Implications for the actuarial profession

RAI does not replace models. It tells actuaries when modeling can legitimately answer attribution questions — and when it cannot.

For IFRS 17, this has three direct implications:

1. Audit-ready transparency
   Teams can annotate each quarter’s triangle with an explicit identifiability statement: “Q3 triangle RAI = 0.45 — frequency (35%), severity (52%), inflation (13%)” versus “Q4 triangle RAI = 1.20 — drivers non-separable, combined effects narrative provided.”
2. Governance integrity
   Attribution narratives become aligned with what the data support, preventing the common pitfall of misinterpreting noise as signal.
3. Better resource allocation
   When RAI is high, teams know not to overengineer model refinements that cannot overcome fundamental data limitations. Resources can be redirected to scenario analysis or additional data collection.

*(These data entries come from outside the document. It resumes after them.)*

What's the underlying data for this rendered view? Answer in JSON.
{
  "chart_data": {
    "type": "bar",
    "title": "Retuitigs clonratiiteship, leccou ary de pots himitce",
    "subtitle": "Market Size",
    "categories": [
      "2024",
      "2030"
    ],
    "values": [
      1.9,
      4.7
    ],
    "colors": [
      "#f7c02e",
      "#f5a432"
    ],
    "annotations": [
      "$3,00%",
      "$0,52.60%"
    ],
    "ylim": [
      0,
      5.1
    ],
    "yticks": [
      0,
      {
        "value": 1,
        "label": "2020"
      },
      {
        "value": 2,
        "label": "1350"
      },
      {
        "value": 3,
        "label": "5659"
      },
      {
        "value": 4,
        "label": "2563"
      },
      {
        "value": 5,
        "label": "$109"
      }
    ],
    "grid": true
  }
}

Loss triangles remain a foundational actuarial tool, but they were not designed for the attribution demands of IFRS 17. The RAI fills this methodological gap by quantifying whether frequency, severity, and inflation can be meaningfully decomposed.

• Low RAI → reliable attribution.
• Medium RAI → proceed with caution.
• High RAI → attribution not possible; narrative only.

As the industry moves toward stronger governance and more transparent explanations, RAI offers a simple, rigorous, and reader-friendly diagnostic that helps ensure the profession speaks with clarity only where the data allow clarity.